Kapolres Indramayu, AKBP M Fahri Siregar, menjelaskan, kasus itu bermula saat korban berinisial A, ditawarkan untuk bekerja di Jepang. Korban ditawari pekerjaan sebagai pekerja di perkebunan di Jepang.
‘’Korban dijanjikan mendapat gaji Rp 25 juta per bulan dan jika lembur dapat tambahan, sehingga totalnya Rp 30 juta per bulan,'’ kata Fahri, saat menggelar Press Release di Mapolres Indramayu, Jumat (16/6/2023).
Fahri menjelaskan, dalam kasus tersebut, korban membayar Rp 60 juta kepada tersangka. Selain itu, korban juga merogoh kocek Rp 5 juta untuk pengurusan paspor.
Setelah itu, korban diberangkatkan ke Jepang pada Januari 2023. Korban diberangkatkan tanpa melalui proses pembelajaran bahasa Jepang ataupun keterampilan kerja lainnya.
‘’Korban diberangkatkan dengan menggunakan visa turis,'’ ujar Fahri.
Sesampainya di Bandara Osaka-Jepang, korban diperiksa oleh pihak Imigrasi. Korban kemudian ditolak oleh pihak Imigrasi Jepang dengan alasan korban datang ke Jepang tidak sesuai prosedur yang sebenarnya.
‘’Korban kemudian diberikan Surat Perintah Keluar dari Jepang dan kembali ke Indonesia,'’ ujar Fahri. Korban kemudian melaporkan kasus tersebut ke Polres Indramayu dan dua orang tersangka kini sudah berhasil ditangkap.
Fahri mengungkapkan, dari hasil pemeriksaan, diketahui bahwa tersangka sebelumnya juga sudah memberangkatkan sembilan orang. Namun, seluruhnya bernasib sama dengan korban A, yaitu ditolak di negara Jepang dan dikembalikan ke Indonesia karena pemberangkatannya tidak sesuai prosedur.
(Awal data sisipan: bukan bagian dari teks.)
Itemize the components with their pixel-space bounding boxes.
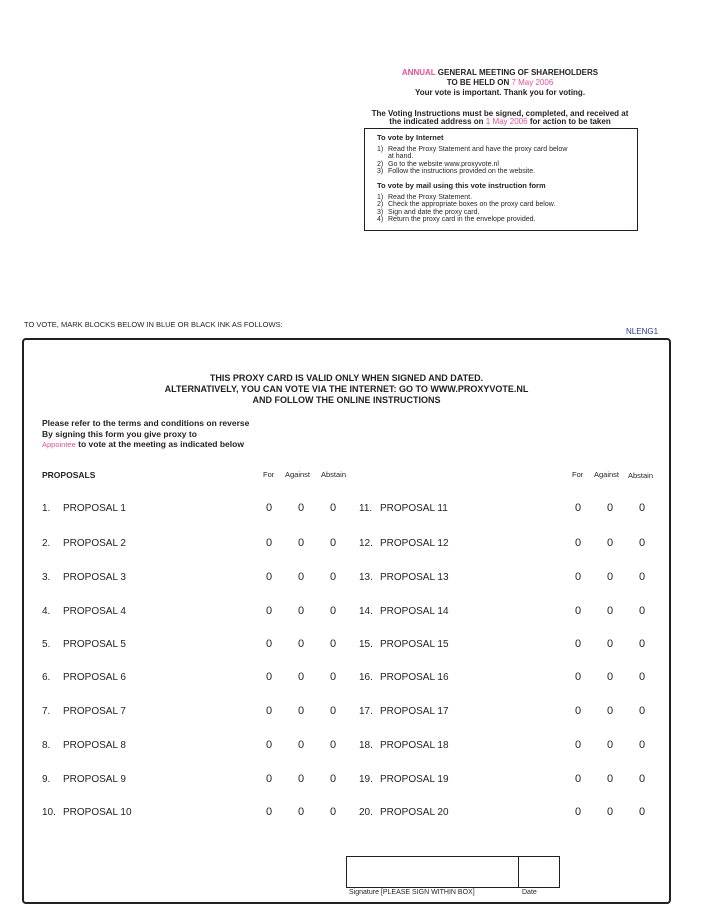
refer-line1: Please refer to the terms and conditions on reverse — [42, 418, 250, 428]
proposal-label: PROPOSAL 14 — [380, 606, 449, 617]
proposal-number: 19. — [359, 774, 373, 785]
vote-against-option[interactable]: 0 — [297, 705, 305, 717]
proposal-number: 18. — [359, 740, 373, 751]
step-number: 1) — [377, 146, 384, 154]
vote-for-option[interactable]: 0 — [265, 773, 273, 785]
proposal-number: 3. — [42, 572, 51, 583]
form-code: NLENG1 — [626, 327, 659, 336]
proposal-number: 6. — [42, 672, 51, 683]
vote-against-option[interactable]: 0 — [297, 537, 305, 549]
proposal-number: 1. — [42, 503, 51, 514]
vote-against-option[interactable]: 0 — [297, 773, 305, 785]
proposal-number: 16. — [359, 672, 373, 683]
proposal-number: 15. — [359, 639, 373, 650]
proposal-label: PROPOSAL 10 — [63, 807, 132, 818]
vote-for-option[interactable]: 0 — [265, 537, 273, 549]
vote-for-option[interactable]: 0 — [574, 705, 582, 717]
mail-steps — [375, 194, 627, 223]
vote-for-option[interactable]: 0 — [574, 537, 582, 549]
vote-against-option[interactable]: 0 — [606, 571, 614, 583]
proposal-label: PROPOSAL 9 — [63, 774, 126, 785]
proposal-label: PROPOSAL 13 — [380, 572, 449, 583]
instruction-step — [377, 146, 627, 153]
proposal-label: PROPOSAL 8 — [63, 740, 126, 751]
vote-against-option[interactable]: 0 — [606, 605, 614, 617]
valid-line3: AND FOLLOW THE ONLINE INSTRUCTIONS — [252, 395, 441, 405]
step-text: Go to the website www.proxyvote.nl — [388, 160, 499, 168]
vote-for-option[interactable]: 0 — [574, 806, 582, 818]
proposal-number: 11. — [359, 503, 373, 514]
vote-against-option[interactable]: 0 — [297, 571, 305, 583]
internet-title: To vote by Internet — [377, 133, 444, 142]
col-against-left: Against — [285, 470, 311, 479]
instruction-step — [377, 168, 627, 175]
proposal-number: 13. — [359, 572, 373, 583]
proposal-label: PROPOSAL 18 — [380, 740, 449, 751]
col-abstain-left: Abstain — [321, 470, 347, 479]
step-number: 1) — [377, 194, 384, 202]
meeting-date — [360, 78, 640, 88]
deadline-date: 1 May 2006 — [485, 117, 528, 126]
signature-label: Signature [PLEASE SIGN WITHIN BOX] — [349, 889, 475, 896]
proposal-label: PROPOSAL 7 — [63, 706, 126, 717]
refer-text — [42, 418, 249, 451]
vote-against-option[interactable]: 0 — [297, 806, 305, 818]
meeting-title-text: GENERAL MEETING OF SHAREHOLDERS — [437, 68, 599, 77]
proposal-label: PROPOSAL 12 — [380, 538, 449, 549]
vote-for-option[interactable]: 0 — [265, 571, 273, 583]
col-for-left: For — [263, 470, 275, 479]
proposal-label: PROPOSAL 6 — [63, 672, 126, 683]
vote-for-option[interactable]: 0 — [265, 705, 273, 717]
refer-line3-text: to vote at the meeting as indicated below — [78, 439, 244, 449]
vote-abstain-option[interactable]: 0 — [329, 773, 337, 785]
proposal-number: 17. — [359, 706, 373, 717]
vote-against-option[interactable]: 0 — [606, 739, 614, 751]
step-number: 4) — [377, 215, 384, 223]
vote-for-option[interactable]: 0 — [265, 671, 273, 683]
vote-abstain-option[interactable]: 0 — [329, 502, 337, 514]
vote-abstain-option[interactable]: 0 — [329, 671, 337, 683]
proposal-number: 2. — [42, 538, 51, 549]
proposal-number: 7. — [42, 706, 51, 717]
vote-against-option[interactable]: 0 — [606, 502, 614, 514]
vote-for-option[interactable]: 0 — [574, 638, 582, 650]
vote-abstain-option[interactable]: 0 — [638, 502, 646, 514]
step-number: 3) — [377, 167, 384, 175]
proposal-number: 9. — [42, 774, 51, 785]
deadline-text-a: the indicated address on — [389, 117, 484, 126]
proposal-label: PROPOSAL 15 — [380, 639, 449, 650]
col-against-right: Against — [594, 470, 620, 479]
vote-abstain-option[interactable]: 0 — [638, 739, 646, 751]
vote-abstain-option[interactable]: 0 — [329, 638, 337, 650]
vote-abstain-option[interactable]: 0 — [329, 571, 337, 583]
vote-for-option[interactable]: 0 — [265, 806, 273, 818]
vote-for-option[interactable]: 0 — [574, 773, 582, 785]
vote-against-option[interactable]: 0 — [297, 638, 305, 650]
vote-for-option[interactable]: 0 — [574, 502, 582, 514]
valid-line2: ALTERNATIVELY, YOU CAN VOTE VIA THE INTERNET: GO TO WWW.PROXYVOTE.NL — [164, 384, 529, 394]
appointee: Appointee — [42, 440, 76, 449]
vote-abstain-option[interactable]: 0 — [329, 605, 337, 617]
vote-against-option[interactable]: 0 — [297, 739, 305, 751]
signature-date-divider — [518, 856, 519, 888]
vote-abstain-option[interactable]: 0 — [638, 537, 646, 549]
step-text: Read the Proxy Statement. — [388, 194, 473, 202]
step-text: Sign and date the proxy card. — [388, 208, 480, 216]
held-on-date: 7 May 2006 — [511, 78, 554, 87]
proposal-number: 10. — [42, 807, 56, 818]
vote-abstain-option[interactable]: 0 — [329, 739, 337, 751]
date-label: Date — [522, 889, 537, 896]
instruction-step — [377, 153, 627, 160]
held-on-label: TO BE HELD ON — [446, 78, 510, 87]
instruction-step — [377, 194, 627, 201]
vote-against-option[interactable]: 0 — [606, 773, 614, 785]
vote-abstain-option[interactable]: 0 — [638, 705, 646, 717]
proposal-label: PROPOSAL 5 — [63, 639, 126, 650]
proposal-number: 20. — [359, 807, 373, 818]
vote-against-option[interactable]: 0 — [606, 537, 614, 549]
vote-abstain-option[interactable]: 0 — [638, 605, 646, 617]
vote-for-option[interactable]: 0 — [265, 605, 273, 617]
proposal-label: PROPOSAL 2 — [63, 538, 126, 549]
proposal-label: PROPOSAL 11 — [380, 503, 448, 514]
vote-against-option[interactable]: 0 — [606, 638, 614, 650]
vote-against-option[interactable]: 0 — [297, 671, 305, 683]
deadline-line1: The Voting Instructions must be signed, completed, and received at — [371, 109, 629, 118]
proposal-number: 14. — [359, 606, 373, 617]
proposal-label: PROPOSAL 16 — [380, 672, 449, 683]
instructions-box — [364, 128, 638, 231]
proposals-header: PROPOSALS — [42, 470, 96, 480]
instruction-step — [377, 216, 627, 223]
step-number — [377, 153, 388, 160]
proposal-number: 4. — [42, 606, 51, 617]
vote-abstain-option[interactable]: 0 — [638, 806, 646, 818]
vote-for-option[interactable]: 0 — [574, 739, 582, 751]
vote-against-option[interactable]: 0 — [606, 671, 614, 683]
deadline-line2 — [350, 117, 650, 127]
step-number: 2) — [377, 160, 384, 168]
step-text: Follow the instructions provided on the website. — [388, 167, 536, 175]
vote-abstain-option[interactable]: 0 — [638, 638, 646, 650]
proposal-label: PROPOSAL 3 — [63, 572, 126, 583]
vote-against-option[interactable]: 0 — [297, 502, 305, 514]
proposal-label: PROPOSAL 1 — [63, 503, 126, 514]
step-number: 3) — [377, 208, 384, 216]
vote-for-option[interactable]: 0 — [574, 605, 582, 617]
vote-for-option[interactable]: 0 — [574, 571, 582, 583]
meeting-title — [360, 68, 640, 78]
instruction-step — [377, 209, 627, 216]
col-for-right: For — [572, 470, 584, 479]
refer-line2: By signing this form you give proxy to — [42, 428, 197, 439]
proposal-label: PROPOSAL 4 — [63, 606, 126, 617]
vote-abstain-option[interactable]: 0 — [329, 705, 337, 717]
proposal-label: PROPOSAL 19 — [380, 774, 449, 785]
vote-abstain-option[interactable]: 0 — [329, 806, 337, 818]
vote-abstain-option[interactable]: 0 — [638, 571, 646, 583]
proposal-label: PROPOSAL 20 — [380, 807, 449, 818]
vote-abstain-option[interactable]: 0 — [638, 773, 646, 785]
instruction-step — [377, 161, 627, 168]
vote-against-option[interactable]: 0 — [606, 705, 614, 717]
vote-abstain-option[interactable]: 0 — [329, 537, 337, 549]
vote-against-option[interactable]: 0 — [606, 806, 614, 818]
step-number: 2) — [377, 201, 384, 209]
signature-box[interactable] — [346, 856, 560, 888]
vote-for-option[interactable]: 0 — [265, 739, 273, 751]
vote-against-option[interactable]: 0 — [297, 605, 305, 617]
vote-for-option[interactable]: 0 — [265, 638, 273, 650]
vote-important: Your vote is important. Thank you for voting. — [414, 88, 586, 97]
vote-for-option[interactable]: 0 — [265, 502, 273, 514]
col-abstain-right: Abstain — [628, 471, 654, 480]
step-text: at hand. — [388, 153, 414, 161]
step-text: Return the proxy card in the envelope provided. — [388, 215, 536, 223]
vote-for-option[interactable]: 0 — [574, 671, 582, 683]
mark-instruction: TO VOTE, MARK BLOCKS BELOW IN BLUE OR BLACK INK AS FOLLOWS: — [24, 320, 283, 329]
mail-title: To vote by mail using this vote instruction form — [377, 181, 546, 191]
instruction-step — [377, 201, 627, 208]
proposal-number: 12. — [359, 538, 373, 549]
step-text: Read the Proxy Statement and have the proxy card below — [388, 146, 568, 154]
refer-line3 — [42, 439, 249, 451]
vote-abstain-option[interactable]: 0 — [638, 671, 646, 683]
meeting-prefix: ANNUAL — [401, 68, 436, 77]
proposal-number: 5. — [42, 639, 51, 650]
valid-line1: THIS PROXY CARD IS VALID ONLY WHEN SIGNED AND DATED. — [209, 373, 484, 383]
step-text: Check the appropriate boxes on the proxy card below. — [388, 201, 556, 209]
internet-steps — [375, 146, 627, 175]
proposal-number: 8. — [42, 740, 51, 751]
proposal-label: PROPOSAL 17 — [380, 706, 449, 717]
deadline-text-b: for action to be taken — [529, 117, 611, 126]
Polisi pun masih mendalami apakah ada korban-korban lain dalam kasus yang dilakukan oleh para tersangka tersebut. ‘’Kami minta ke korban lainnya untuk segera melapor kepada kami,'’ tutur Fahri.
Menurut Fahri, dari hasil pemeriksaan, uang sebesar Rp 60 juta yang disetorkan oleh korban itu dibagi-bagi untuk tersangka K Rp 20 juta, tersangka MY Rp 10 juta dan DE Rp 30 juta.
Fahri mengatakan, dari hasil penggeledahan di tempat tersangka, ditemukan sejumlah barang bukti. Di antaranya, kuitansi, hasil medical check up dari para korban dan surat perintah pengusiran dari negara Jepang.
Fahri menambahkan, dari hasil pengecekan ke Disnaker, PT APJ memang merupakan perusahaan perekrutan PMI. Namun, PMI yang direkrut sebenarnya untuk pemberangkatan ke Taiwan, bukan ke Jepang.
Para tersangka dijerat Pasal 4 UU RI Nomor 21 Tahun 2007 tentang Pemberantasan Tindak Pidana perdagangan Orang (PTPPO) dan atau pasal 81 UU RI Nomor 18 Tahun 2017 tentang Perlindungan Pekerja Migran Indonesia (PPMI). Adapun ancaman hukumannya pidana penjara paling singkat tiga tahun dan paling lama 15 tahun, dan denda paling sedikit Rp 120 juta dan paling banyak Rp 600 juta.